Recovery of Particle Reinforced Composite 3D Printing Filament from Recycled Industrial Polypropylene and Glass Fibre Waste

Abstract

The use of fibre-reinforced polymer composites has increased in recent years across various industries, such as aircraft, energy, sports, infrastructure, medical, defence, electronics, and automobile industries [1]. In particular, carbon fibre reinforced polymers (CFRP) and glass fibre reinforced polymers (GFRP) [1, 2] regularly demonstrate favourable strength-to-weight ratios at multiple size scales. Until recently, these materials have been readily adopted without complete consideration of the environmental impacts of the entire life cycle of the product-from raw material extraction, production, use and end-of-life outcome. In addition, composite waste occurs during production processes. Thus, finding efficient, commercially viable and effective reuse, remanufacturing and recycling routes is now of crucial importance to ensure sustainable continued use of composites. In addition, it is imperative that every effort be made to reduce the amount of waste material that is either disposed of or incinerated by reusing and recycling material to the greatest extent possible.
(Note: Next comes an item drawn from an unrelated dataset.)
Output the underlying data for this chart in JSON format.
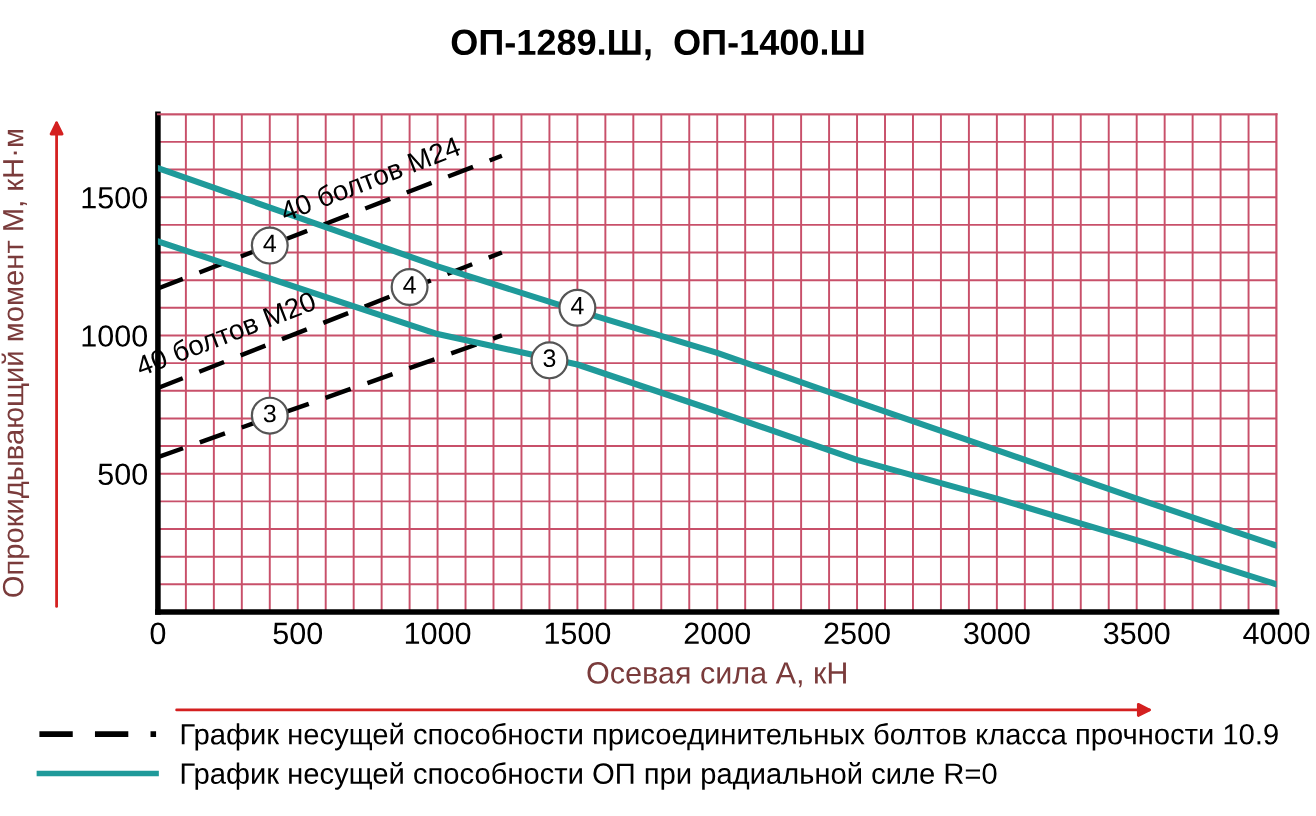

Two examples of where waste fibre-reinforced polymer composites are produced in significant quantities worldwide are in wind turbine blades and drone structures [2, 3]. The aim of this paper is to develop low-cost raw feedstock and products out of waste composite material, while retaining as much as possible of the mechanical advantage that composites provide. In contrast to thermoset resins, which are difficult to recycle and dispose of, thermoplastic matrix resins are easy to recycle since they are typically remeltable [4]. To explore recycling technologies and protocols, sample off-cut fabrics of glass fibre-reinforced polypropylene (GFRPP) were obtained from a composite manufacturer. A selection of pure and particle reinforced composite 1.75mm filaments compatible with standard material extrusion additive manufacturing (3D Printing) hardware were produced. The mechanical properties of GFRPP filaments were assessed through filament testing. Different volume fractions of short fibre were manufactured by varying the ratio of polypropylene to glass fibres. Thermal analysis will be conducted on both GFRPP and GFRPP filaments to confirm the glass transient temperature and secondary polymer crystallization (due to residual stresses in the filament manufacturing process). Thus key process parameters (e.g. extruder temperature) on the ultimate strength will be determined.